I have a friend who loves camera gear. He has a recent DSLR and several professional series fast zoom lenses. All quiet beautiful, big, impressive and expensive. I asked him if he had ever thought of using a 50mm prime lens.
“My skill isn’t high enough to handle a prime 50mm lens. They are only for professionals,” he replied. “That’s why I have three zoom lenses, much easier to handle.”
As a youth I was introduced to photography by my uncle who had (if my memory serves me right) a Nikon SLR and 3 prime lenses - 28mm, 50mm, and a 120mm. They served him well for many years. I ended up being a Canon guy, as it was a Canon AE1 that I inherited from my dad that he seldom used. It came with the standard issue 50mm 1.8. As a youth, with little money to buy more lenses (let alone film and processing), I shot only with the 50mm, only dreaming of owning a “big zoom” one day.
After a few years I bought my first zoom, a 4.5-5.6 70-200mm Canon zoom lens. I proudly hung my big new gun over my shoulder, often clipping on a large black lens shade to enhance its prowess. But to my dismay I was dogged by the slowness of the lens. With my 50mm I was hand holding down to 1/15 of a second and getting great shots. I missed the shallow depth of field and the small size. The zoom lens was big and heavy, pictures were often blurry and under exposed. People ran for cover when I pulled it out. On the outside, I loved the manliness and respect that came with the big black zoom. Not to say it wasn’t great for a bright day outside. But on the inside, I was frustrated with its trade-offs.
After college I started assisting local professional photographers part-time. Two in particular - one a commercial photographer, his forte was corporate and editorial portraits. The other, a talented wedding photographer who fell in love with every wedding she went to. They both had a lot of gear - medium and 35 mm format - but between the two of them, not one zoom lens.

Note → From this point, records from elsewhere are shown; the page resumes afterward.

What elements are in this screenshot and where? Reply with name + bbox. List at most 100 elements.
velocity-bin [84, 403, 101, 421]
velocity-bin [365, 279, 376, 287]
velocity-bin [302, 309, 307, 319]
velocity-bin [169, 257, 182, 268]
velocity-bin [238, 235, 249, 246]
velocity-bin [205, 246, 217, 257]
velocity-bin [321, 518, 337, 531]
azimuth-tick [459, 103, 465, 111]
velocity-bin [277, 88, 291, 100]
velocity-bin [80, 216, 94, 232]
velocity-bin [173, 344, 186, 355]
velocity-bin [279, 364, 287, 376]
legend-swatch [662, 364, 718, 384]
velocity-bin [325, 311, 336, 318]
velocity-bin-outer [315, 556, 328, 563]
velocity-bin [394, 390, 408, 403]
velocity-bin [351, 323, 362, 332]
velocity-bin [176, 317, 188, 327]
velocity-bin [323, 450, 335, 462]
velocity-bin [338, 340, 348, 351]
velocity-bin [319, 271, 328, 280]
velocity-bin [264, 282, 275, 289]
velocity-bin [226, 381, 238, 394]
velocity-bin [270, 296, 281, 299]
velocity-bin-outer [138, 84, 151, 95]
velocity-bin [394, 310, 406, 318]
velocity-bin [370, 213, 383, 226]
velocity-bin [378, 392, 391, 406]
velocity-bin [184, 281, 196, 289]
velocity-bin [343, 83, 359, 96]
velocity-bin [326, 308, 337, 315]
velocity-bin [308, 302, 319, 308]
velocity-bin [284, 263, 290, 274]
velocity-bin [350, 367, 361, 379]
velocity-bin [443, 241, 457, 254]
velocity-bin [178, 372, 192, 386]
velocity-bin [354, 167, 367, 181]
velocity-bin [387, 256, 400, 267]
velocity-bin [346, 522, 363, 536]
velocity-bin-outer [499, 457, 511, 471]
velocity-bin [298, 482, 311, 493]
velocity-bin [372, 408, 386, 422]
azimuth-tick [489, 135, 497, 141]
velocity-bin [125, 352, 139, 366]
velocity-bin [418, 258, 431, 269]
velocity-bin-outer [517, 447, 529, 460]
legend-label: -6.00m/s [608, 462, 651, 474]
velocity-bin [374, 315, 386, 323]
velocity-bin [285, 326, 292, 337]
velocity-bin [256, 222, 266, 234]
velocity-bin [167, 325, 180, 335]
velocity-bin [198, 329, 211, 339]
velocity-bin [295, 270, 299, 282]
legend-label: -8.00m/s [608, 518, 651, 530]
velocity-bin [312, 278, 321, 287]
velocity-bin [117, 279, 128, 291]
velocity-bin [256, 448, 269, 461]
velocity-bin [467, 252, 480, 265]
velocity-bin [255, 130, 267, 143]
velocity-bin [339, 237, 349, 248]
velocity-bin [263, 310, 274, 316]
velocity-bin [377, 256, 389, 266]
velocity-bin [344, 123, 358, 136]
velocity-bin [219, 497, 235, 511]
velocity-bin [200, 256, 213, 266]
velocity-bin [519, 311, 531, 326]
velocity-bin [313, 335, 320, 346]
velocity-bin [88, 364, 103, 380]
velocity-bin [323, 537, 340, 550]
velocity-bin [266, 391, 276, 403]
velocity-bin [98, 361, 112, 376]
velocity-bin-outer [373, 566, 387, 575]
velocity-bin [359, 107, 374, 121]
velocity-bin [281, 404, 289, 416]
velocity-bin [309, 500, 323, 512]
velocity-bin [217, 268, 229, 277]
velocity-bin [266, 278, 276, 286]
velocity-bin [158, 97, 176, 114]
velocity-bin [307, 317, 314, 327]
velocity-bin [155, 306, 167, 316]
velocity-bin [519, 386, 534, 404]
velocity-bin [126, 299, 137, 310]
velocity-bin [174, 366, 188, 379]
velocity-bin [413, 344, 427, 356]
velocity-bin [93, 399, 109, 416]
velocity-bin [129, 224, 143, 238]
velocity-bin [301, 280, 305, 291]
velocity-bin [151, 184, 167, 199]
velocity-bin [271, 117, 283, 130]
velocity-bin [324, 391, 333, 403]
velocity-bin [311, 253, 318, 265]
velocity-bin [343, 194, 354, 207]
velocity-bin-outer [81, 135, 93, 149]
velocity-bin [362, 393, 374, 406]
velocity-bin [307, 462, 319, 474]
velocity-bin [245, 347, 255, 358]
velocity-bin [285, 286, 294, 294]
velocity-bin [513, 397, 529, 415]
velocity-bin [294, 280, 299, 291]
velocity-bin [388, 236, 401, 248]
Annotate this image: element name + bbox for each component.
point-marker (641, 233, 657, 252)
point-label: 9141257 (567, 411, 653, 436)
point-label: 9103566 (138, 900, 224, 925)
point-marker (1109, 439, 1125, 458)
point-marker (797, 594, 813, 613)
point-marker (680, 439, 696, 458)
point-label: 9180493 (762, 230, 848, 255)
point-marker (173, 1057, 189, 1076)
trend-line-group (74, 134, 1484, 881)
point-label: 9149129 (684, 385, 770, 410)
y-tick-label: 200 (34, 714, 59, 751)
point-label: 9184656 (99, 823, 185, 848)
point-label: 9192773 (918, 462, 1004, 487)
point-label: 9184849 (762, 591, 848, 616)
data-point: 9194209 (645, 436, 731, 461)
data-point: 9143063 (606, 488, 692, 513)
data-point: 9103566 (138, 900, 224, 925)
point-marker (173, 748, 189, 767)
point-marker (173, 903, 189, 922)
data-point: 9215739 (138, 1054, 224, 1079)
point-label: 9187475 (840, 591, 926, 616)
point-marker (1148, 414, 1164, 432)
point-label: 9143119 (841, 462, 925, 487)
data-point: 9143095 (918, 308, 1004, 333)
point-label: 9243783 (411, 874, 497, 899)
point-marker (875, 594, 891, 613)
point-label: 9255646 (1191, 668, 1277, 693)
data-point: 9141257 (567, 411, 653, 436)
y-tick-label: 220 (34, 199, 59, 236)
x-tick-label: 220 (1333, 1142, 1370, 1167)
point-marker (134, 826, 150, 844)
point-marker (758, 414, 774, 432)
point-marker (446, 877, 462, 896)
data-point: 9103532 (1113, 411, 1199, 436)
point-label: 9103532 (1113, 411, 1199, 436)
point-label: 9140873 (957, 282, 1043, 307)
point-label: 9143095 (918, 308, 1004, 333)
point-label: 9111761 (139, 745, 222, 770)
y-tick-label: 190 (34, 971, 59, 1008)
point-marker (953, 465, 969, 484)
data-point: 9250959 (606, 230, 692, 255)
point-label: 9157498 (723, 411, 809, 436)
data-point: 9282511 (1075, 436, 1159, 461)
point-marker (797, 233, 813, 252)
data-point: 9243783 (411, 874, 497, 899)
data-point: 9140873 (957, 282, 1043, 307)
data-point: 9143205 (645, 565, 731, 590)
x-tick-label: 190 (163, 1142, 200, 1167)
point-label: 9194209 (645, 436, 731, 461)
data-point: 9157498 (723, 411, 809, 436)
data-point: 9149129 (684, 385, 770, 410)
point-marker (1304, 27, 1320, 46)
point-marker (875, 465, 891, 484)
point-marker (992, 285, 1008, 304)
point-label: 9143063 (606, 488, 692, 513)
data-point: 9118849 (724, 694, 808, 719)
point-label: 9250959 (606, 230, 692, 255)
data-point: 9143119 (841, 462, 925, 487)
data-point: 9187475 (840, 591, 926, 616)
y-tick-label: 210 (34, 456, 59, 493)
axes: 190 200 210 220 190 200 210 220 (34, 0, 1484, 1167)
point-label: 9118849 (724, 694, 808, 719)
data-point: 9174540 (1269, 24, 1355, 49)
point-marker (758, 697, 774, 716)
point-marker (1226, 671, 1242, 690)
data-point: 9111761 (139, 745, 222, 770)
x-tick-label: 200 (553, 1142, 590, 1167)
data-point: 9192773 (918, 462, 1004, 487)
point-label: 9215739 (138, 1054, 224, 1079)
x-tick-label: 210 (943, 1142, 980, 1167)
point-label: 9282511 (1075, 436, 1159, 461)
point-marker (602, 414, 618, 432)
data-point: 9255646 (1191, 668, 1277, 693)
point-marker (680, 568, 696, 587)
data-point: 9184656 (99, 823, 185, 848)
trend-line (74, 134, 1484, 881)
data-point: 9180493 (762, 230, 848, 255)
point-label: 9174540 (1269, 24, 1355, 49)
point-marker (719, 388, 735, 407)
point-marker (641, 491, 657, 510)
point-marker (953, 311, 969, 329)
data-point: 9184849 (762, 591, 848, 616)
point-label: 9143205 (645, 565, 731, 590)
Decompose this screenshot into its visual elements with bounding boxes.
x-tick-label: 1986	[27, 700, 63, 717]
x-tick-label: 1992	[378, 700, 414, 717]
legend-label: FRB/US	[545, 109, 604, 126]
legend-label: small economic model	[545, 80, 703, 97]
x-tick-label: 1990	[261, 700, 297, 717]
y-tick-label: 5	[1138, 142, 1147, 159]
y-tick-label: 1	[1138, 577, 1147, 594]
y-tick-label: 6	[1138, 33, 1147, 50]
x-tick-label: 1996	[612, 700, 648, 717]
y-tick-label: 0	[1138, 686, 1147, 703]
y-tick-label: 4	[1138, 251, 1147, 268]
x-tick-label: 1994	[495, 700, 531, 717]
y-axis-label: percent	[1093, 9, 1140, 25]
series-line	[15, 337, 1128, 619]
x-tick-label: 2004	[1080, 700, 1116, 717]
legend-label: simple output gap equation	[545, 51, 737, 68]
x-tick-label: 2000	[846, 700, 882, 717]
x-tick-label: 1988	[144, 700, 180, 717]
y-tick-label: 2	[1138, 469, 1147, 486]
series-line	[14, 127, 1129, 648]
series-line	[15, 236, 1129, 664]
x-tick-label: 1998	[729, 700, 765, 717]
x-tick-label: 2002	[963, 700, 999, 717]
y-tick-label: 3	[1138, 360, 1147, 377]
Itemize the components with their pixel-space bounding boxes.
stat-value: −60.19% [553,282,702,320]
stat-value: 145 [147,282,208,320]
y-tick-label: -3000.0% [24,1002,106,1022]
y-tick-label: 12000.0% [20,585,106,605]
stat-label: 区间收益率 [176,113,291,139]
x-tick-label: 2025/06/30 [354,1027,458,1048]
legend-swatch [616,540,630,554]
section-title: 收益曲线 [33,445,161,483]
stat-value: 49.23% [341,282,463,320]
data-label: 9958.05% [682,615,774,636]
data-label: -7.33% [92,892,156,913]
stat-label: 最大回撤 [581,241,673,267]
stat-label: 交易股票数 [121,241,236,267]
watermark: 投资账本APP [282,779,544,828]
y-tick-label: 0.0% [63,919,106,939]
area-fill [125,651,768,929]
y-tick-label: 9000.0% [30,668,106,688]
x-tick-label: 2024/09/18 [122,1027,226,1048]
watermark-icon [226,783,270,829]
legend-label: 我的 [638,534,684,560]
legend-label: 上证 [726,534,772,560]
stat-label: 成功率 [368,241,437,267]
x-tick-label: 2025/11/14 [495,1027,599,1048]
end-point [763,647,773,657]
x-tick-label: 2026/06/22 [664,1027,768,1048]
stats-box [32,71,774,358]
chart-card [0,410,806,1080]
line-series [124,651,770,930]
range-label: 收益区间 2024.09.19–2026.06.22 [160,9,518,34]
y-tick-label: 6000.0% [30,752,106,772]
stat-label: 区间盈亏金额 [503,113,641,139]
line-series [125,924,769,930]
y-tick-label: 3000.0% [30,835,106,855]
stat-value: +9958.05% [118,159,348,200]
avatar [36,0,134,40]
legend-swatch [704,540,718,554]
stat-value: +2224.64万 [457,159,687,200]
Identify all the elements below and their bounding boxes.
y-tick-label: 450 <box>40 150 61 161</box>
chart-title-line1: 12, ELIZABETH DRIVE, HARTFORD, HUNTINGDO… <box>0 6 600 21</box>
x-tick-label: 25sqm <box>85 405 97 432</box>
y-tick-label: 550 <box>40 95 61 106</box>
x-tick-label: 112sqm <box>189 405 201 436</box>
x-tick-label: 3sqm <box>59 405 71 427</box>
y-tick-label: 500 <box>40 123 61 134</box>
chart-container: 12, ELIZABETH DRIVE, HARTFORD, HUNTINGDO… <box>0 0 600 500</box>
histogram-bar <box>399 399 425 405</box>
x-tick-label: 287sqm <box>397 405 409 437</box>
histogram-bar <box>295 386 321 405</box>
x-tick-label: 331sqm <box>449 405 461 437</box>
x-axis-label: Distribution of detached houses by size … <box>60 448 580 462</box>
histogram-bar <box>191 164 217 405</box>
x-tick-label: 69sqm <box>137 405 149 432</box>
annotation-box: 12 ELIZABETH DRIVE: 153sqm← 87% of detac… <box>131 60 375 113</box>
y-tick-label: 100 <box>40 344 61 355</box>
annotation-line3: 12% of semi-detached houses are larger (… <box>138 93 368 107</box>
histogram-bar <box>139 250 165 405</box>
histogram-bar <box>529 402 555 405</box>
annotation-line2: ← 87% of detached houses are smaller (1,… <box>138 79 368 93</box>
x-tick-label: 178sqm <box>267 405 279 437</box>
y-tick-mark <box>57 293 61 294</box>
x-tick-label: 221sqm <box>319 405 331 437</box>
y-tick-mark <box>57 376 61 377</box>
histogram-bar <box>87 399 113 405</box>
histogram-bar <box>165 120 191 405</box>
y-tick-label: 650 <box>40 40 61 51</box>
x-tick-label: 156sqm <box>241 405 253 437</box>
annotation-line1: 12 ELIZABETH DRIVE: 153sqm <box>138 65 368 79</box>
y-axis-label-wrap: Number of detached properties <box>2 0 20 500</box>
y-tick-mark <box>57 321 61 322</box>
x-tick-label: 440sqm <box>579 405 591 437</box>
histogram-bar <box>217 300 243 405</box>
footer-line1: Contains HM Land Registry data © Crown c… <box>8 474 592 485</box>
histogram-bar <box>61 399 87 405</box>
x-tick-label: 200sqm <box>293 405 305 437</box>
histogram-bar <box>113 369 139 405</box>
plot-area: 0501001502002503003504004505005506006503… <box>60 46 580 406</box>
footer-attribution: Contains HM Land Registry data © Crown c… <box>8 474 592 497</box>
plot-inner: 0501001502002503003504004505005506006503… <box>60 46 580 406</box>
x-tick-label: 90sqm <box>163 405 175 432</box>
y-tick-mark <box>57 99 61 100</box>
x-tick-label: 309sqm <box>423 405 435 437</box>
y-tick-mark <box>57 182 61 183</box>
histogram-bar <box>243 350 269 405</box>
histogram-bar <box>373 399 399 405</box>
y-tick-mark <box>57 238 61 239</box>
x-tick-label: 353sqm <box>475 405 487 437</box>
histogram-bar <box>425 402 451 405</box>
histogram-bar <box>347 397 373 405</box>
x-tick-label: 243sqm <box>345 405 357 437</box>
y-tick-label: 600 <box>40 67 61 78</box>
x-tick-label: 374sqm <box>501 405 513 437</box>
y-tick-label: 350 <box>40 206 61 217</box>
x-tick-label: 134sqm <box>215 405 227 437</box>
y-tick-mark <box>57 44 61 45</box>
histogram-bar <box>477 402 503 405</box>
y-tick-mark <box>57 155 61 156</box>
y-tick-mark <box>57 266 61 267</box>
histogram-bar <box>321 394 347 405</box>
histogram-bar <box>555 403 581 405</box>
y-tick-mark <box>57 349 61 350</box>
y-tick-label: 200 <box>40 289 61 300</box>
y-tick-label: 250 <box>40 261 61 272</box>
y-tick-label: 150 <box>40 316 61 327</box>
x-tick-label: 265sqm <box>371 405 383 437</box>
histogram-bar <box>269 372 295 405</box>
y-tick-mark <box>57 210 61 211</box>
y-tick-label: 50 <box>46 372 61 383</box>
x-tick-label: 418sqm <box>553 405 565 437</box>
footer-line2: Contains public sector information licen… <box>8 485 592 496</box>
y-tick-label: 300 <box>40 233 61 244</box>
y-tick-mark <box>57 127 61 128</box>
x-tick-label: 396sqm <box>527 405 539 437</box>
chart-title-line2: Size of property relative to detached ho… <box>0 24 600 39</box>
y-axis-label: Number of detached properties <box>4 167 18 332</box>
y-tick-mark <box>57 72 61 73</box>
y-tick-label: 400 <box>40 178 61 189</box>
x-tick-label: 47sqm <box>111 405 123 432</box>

So what’s my point? I guess my point is you don’t need $1500 zoom lenses to take good pictures. And second, a cheap zoom lens will help you take worse pictures.
A fixed prime lens, such as a 50mm 1.8 or a 28mm 2.8, will actually give you more freedom not less. Slow shutter speeds, shallow depths of fields, fast focusing, small in size, light in weight, bright viewfinder, and sharp, sharp images. If you want to zoom just step forward, step back.
Recent lens technology has made zoom lenses lighter, smaller, cheaper and in most cases better than zooms of the past. Image stabilization has greatly lowered acceptable hand holding shutter speeds. But image stabilization also helps prime lenses, taking us to recently unheard handholding shutter speeds – 1/15, 1/8, even ¼ of a second! If you love photography try and pick up a 50mm, 35mm, or 28mm prime lens. You will love the freedom, size, and image quality it will give you.
Something has gone awry when the consensus thinks only masters can handle a prime lens. Quite the opposite!